LLMs can explain how to do things.

They cannot actually do things.

Tools connect models to:

APIs
databases
code execution
browsers
file systems

The problem this layer solved

“How does language turn into real-world action?”

The key idea

LLMs should not replace tools.

They should decide when and how to use them.

LLM = brain
Tools = hands

6. Agents — Loops with Intent (≈ 2023–2024)

Agents introduce a loop:

reason
choose a tool
act
observe
iterate

Instead of one response, the system works toward a goal.

The problem agents target

multi-step tasks
long-running objectives
adaptive workflows

The reality

Agents are powerful — and fragile.

The successful ones are:

narrow
bounded
heavily constrained
tool-first

This is where hype and reality diverged sharply.

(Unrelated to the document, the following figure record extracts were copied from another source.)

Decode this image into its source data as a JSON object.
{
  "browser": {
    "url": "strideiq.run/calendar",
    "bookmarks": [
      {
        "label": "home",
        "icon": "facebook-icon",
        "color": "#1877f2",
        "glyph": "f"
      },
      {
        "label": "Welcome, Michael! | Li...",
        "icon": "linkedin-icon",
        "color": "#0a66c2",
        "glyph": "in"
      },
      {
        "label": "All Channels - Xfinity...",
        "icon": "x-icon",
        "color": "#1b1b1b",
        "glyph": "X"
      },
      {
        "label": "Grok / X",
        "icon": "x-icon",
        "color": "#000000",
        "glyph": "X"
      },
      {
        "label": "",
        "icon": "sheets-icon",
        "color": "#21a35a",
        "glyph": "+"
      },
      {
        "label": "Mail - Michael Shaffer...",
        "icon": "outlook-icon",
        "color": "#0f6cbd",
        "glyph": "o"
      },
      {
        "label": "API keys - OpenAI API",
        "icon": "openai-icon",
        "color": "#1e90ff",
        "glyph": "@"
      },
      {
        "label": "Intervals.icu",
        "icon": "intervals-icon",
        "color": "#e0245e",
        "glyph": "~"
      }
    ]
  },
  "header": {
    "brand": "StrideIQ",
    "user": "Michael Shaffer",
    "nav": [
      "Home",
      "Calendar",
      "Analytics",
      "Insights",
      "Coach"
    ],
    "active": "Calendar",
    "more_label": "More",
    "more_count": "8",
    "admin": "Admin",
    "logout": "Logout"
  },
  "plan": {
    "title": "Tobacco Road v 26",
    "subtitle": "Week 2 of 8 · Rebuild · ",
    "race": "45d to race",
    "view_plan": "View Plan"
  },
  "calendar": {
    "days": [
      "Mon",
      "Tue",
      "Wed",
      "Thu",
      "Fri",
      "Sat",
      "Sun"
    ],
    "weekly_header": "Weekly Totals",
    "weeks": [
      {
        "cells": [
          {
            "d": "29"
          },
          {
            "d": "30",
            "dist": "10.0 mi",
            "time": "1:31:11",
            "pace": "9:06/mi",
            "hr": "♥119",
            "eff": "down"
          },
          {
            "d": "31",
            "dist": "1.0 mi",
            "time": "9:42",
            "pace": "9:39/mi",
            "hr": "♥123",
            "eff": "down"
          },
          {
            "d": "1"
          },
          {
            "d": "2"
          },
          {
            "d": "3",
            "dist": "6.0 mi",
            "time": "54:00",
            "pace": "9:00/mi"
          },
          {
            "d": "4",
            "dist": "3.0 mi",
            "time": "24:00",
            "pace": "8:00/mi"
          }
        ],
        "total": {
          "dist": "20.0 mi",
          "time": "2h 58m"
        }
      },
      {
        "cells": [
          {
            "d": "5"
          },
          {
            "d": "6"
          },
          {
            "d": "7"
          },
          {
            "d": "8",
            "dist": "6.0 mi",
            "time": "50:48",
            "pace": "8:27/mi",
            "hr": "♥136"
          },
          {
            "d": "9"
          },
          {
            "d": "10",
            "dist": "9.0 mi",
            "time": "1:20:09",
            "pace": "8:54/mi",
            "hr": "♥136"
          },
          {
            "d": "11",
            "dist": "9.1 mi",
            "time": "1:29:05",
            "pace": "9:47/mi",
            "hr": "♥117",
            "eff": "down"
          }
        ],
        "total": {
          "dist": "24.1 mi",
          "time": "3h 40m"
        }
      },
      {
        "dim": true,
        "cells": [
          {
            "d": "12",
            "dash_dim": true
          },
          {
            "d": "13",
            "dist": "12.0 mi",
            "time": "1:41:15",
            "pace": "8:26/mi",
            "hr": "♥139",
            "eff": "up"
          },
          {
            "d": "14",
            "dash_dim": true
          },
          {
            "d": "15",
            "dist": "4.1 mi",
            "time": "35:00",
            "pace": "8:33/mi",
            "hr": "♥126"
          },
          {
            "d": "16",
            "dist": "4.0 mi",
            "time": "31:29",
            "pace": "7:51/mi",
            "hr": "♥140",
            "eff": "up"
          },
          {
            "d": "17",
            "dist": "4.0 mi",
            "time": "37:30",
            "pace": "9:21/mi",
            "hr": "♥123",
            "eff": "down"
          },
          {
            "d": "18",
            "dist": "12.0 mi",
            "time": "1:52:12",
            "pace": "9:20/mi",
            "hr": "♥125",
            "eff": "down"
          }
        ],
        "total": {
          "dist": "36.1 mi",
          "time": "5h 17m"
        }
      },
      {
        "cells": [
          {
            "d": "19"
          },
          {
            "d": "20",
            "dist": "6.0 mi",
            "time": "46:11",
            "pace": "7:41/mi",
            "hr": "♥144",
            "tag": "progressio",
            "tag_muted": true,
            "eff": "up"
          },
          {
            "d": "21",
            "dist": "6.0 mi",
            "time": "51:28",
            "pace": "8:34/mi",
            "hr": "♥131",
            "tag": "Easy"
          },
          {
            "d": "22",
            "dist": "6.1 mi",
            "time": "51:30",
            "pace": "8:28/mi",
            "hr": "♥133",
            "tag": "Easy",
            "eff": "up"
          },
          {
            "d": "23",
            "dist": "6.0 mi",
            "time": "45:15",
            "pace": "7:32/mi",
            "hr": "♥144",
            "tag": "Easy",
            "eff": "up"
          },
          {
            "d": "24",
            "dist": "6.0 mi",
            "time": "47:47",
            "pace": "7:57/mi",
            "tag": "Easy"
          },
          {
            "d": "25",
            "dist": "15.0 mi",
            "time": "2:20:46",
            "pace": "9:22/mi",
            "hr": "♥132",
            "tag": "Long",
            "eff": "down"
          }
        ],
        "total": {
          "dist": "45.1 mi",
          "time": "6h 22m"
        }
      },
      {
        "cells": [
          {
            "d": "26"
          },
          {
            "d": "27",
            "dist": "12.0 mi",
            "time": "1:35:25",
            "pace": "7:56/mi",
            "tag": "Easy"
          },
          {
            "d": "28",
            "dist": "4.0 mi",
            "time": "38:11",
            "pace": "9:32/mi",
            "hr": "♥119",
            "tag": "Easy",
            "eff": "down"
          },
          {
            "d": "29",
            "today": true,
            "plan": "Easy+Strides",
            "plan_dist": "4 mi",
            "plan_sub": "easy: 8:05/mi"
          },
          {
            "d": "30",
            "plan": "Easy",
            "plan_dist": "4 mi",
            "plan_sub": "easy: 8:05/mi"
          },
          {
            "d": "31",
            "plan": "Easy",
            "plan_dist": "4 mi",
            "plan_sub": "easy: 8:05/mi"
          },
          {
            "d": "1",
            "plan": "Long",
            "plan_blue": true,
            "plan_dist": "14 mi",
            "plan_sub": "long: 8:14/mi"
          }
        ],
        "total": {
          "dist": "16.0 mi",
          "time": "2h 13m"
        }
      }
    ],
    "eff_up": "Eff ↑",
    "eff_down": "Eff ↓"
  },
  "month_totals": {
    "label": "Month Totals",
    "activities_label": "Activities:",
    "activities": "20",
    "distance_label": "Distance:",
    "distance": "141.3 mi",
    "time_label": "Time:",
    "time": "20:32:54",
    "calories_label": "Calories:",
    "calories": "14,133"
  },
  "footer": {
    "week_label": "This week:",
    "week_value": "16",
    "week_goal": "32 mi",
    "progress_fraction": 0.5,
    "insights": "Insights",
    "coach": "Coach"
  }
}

7. Standardization (MCP) — Taming Fragmentation (≈ 2024–2025)

As tools and agents multiplied, fragmentation became the bottleneck.

Every system had:

custom tool formats
custom memory schemas
custom integrations

MCP (Model Context Protocol) emerged to standardize:

tool interfaces
context exchange
model–system boundaries

The problem it solves

vendor lock-in
brittle agent pipelines
duplicated integration work

This layer is infrastructure — not product hype.

8. Multi-Agent Systems — Dividing Cognition (≈ 2024–2025)

Some tasks exceed what a single agent can reliably handle.

Multi-agent systems divide responsibility:

planner
executor
critic
verifier
specialist

They collaborate, critique, or cross-check each other.

The problem they address

reasoning blind spots
error accumulation
complex decision-making

The cost

higher latency
higher compute
more orchestration complexity

Used carefully, they improve quality.
Used casually, they become expensive chaos.

A Concrete Example: CrawDBot

CrawDBot is also a multi-agent system — but not in the hype-driven sense of multiple chatbots talking to each other.

It uses role-based agents, each responsible for a clearly bounded task in the crawling pipeline:

Planner agent — decides where to go next and when to stop
Navigator agent — controls a real browser (scrolling, clicking, pagination)
Extractor agent — interprets the DOM and maps content into structured data
Validator agent — checks completeness, consistency, and duplication
State / memory layer — persists progress and feeds context back into planning

Each agent can be implemented as:

an LLM
deterministic code
or a hybrid of both

The key idea is separation of cognitive responsibilities, not “AI personalities”.

In systems like CrawDBot, LLMs act as an adaptive control layer on top of deterministic tooling (browsers, parsers, storage).
This makes the system more robust, debuggable, and scalable than a single monolithic agent.

CrawDBot represents the practical end of multi-agent design:
goal-bounded, tool-first, and engineered for reliability rather than autonomy.

The Timeline That Makes It Click

Each layer exists because the one before it hit a ceiling:

2018–2020  LLMs
      ↓
2020–2022  Prompt engineering
      ↓
2021–2023  RAG
      ↓
2022–2023  Orchestration frameworks
      ↓
2023       Tools & plugins
      ↓
2023–2024  Agents
      ↓
2024–2025  Standardization (MCP)
      ↓
2024–2025  Multi-agent systems

This is not hype.

It is engineering pressure over time.

The Mental Model

Modern AI systems are not “smart models”.

They are:

Deterministic software
augmented by probabilistic reasoning engines

The future is not one autonomous super-AI.

It’s boring, reliable systems —
with LLMs quietly embedded where judgment helps,
and hard constraints everywhere else.